The most important conservation implications of this study is that predation is probably an important cause of mortality in populations of the rare and endangered V. graeca. The conservation of this species may thus require the control of predators, at least those species that are not protected such as C. cornix or V. vulpes., e.g. by trapping and translocation of individuals of predator species. Alternatively, fencing of areas may at least keep mammalian predators away from areas of high density of V. graeca. Predator control may also become necessary as more predators appear in the high-mountain viper habitats with the upward altitudinal shifting of predator home ranges and feeding grounds expected with climate change.

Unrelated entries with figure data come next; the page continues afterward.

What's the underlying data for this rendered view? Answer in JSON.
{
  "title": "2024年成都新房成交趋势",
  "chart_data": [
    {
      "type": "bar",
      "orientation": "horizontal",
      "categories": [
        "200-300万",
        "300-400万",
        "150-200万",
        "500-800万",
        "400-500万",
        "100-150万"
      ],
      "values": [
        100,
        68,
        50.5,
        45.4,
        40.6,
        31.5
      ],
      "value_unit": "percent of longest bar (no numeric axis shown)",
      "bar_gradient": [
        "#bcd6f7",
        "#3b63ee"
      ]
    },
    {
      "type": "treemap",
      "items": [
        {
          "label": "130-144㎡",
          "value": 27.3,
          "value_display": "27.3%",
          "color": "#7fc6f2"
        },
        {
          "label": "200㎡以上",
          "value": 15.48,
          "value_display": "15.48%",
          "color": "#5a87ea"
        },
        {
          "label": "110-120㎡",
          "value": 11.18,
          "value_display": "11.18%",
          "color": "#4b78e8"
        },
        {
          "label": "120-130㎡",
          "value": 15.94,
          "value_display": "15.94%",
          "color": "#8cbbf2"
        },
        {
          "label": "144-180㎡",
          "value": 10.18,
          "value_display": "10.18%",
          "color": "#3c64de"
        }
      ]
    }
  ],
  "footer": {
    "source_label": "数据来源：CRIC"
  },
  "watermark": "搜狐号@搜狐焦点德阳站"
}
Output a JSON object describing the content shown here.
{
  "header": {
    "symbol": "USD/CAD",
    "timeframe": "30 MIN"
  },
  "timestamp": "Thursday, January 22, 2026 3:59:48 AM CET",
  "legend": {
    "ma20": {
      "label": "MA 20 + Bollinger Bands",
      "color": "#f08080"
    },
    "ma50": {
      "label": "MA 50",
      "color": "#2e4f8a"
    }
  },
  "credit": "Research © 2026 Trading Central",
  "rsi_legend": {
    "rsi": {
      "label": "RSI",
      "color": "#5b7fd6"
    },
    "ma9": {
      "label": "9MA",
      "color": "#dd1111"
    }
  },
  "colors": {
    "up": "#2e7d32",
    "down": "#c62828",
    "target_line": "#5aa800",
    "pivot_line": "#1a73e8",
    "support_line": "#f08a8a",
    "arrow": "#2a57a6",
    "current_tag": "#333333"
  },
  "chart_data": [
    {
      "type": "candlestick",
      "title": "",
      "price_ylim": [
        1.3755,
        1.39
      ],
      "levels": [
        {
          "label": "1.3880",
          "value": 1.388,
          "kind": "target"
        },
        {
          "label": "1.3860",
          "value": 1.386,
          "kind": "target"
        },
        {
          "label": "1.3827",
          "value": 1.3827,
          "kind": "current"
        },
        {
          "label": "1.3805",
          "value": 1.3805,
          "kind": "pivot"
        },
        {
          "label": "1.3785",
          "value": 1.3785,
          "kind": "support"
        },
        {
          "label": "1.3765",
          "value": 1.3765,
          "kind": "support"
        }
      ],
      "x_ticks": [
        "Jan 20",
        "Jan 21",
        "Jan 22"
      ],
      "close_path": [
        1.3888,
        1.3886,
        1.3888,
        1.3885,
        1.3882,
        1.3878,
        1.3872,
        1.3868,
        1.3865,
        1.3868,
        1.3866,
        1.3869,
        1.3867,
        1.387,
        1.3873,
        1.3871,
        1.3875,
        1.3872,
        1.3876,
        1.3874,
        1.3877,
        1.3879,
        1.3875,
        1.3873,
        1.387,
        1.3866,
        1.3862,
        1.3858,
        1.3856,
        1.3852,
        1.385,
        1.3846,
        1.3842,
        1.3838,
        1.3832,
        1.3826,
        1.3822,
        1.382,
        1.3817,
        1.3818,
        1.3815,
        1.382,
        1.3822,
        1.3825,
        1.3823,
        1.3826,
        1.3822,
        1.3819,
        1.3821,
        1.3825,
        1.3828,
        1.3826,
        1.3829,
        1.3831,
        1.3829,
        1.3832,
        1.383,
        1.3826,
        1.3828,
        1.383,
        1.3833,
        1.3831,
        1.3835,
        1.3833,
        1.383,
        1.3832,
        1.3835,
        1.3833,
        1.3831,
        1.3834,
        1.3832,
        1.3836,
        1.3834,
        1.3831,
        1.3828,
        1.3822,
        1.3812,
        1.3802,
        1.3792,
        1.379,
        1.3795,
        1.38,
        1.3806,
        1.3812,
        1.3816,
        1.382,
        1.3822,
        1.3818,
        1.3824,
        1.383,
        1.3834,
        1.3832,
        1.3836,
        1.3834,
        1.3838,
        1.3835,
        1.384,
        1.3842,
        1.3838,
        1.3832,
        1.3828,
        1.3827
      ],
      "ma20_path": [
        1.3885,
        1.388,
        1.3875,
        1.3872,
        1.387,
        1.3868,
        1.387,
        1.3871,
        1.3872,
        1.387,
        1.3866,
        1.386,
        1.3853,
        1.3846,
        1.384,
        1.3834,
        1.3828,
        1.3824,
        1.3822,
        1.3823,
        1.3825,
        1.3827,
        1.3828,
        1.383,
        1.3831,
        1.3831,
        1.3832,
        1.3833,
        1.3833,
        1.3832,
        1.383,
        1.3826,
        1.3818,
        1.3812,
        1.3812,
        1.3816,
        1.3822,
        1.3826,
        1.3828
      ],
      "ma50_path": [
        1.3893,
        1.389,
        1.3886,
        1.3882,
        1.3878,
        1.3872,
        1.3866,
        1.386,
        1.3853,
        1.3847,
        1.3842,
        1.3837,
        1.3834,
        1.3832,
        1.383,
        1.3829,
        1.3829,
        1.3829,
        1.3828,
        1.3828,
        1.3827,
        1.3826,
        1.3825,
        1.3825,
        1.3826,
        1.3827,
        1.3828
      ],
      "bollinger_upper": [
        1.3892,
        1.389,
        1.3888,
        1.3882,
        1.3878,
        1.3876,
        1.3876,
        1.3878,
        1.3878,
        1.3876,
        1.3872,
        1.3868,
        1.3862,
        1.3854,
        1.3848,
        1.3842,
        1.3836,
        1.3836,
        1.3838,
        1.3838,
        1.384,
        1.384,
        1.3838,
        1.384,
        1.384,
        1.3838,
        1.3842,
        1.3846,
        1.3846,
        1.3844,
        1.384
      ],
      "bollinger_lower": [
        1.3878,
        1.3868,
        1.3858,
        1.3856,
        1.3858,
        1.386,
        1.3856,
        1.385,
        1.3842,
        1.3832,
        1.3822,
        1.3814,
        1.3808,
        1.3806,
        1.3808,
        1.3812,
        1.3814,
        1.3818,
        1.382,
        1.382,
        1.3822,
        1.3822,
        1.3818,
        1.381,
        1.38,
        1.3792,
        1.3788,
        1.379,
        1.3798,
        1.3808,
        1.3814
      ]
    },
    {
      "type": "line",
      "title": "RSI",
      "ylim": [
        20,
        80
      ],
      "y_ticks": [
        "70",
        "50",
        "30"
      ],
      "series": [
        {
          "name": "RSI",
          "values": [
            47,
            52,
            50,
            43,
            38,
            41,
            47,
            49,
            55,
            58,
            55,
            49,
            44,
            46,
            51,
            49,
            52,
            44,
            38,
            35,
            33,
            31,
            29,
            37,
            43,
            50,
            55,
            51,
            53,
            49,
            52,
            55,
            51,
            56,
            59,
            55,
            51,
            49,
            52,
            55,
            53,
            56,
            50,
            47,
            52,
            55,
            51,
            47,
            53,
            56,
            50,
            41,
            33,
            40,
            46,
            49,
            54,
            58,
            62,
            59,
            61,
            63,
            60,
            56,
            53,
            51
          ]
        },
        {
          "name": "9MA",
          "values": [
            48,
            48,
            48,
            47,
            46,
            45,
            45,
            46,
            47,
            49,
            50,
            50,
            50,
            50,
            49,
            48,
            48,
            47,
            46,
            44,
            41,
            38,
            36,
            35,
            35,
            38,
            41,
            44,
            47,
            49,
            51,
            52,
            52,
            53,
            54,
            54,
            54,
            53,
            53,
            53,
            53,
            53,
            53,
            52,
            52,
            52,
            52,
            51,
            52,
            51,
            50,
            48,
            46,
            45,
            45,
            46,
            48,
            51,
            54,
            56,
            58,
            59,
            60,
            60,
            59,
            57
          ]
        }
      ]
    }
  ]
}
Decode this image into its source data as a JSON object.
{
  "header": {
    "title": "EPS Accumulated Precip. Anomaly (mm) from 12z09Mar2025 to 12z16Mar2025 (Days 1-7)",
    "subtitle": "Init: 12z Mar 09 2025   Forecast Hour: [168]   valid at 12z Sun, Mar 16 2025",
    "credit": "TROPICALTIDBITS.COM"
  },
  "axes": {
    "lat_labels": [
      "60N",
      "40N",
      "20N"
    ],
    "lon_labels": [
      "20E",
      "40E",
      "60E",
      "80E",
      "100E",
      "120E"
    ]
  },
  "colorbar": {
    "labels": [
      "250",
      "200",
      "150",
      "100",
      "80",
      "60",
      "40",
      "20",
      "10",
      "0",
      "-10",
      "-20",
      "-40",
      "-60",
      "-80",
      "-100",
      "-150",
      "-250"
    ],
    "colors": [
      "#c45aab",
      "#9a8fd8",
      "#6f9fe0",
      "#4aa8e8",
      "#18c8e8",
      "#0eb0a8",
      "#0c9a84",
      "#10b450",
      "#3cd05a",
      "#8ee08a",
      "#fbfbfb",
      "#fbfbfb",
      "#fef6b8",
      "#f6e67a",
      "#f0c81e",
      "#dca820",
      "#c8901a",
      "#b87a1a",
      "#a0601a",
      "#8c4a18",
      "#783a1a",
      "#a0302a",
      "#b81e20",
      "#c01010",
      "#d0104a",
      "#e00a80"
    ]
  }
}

Our results on the importance of predation as an important cause of mortality will be relevant in other rare and/or threatened snake species of open grassland ecosystems. For example, the Hungarian Meadow Viper Vipera ursinii rakosiensis has been subject of intensive conservation actions since 2004, and new data suggest that predation is also an important source of mortality in this species (Móré et al., 2022). Because many of our findings point to the central importance of predation in the population biology of V. graeca and other viper species, a better understanding of mortality patterns due to predation will be directly applicable in the conservation of rare and threatened snake species.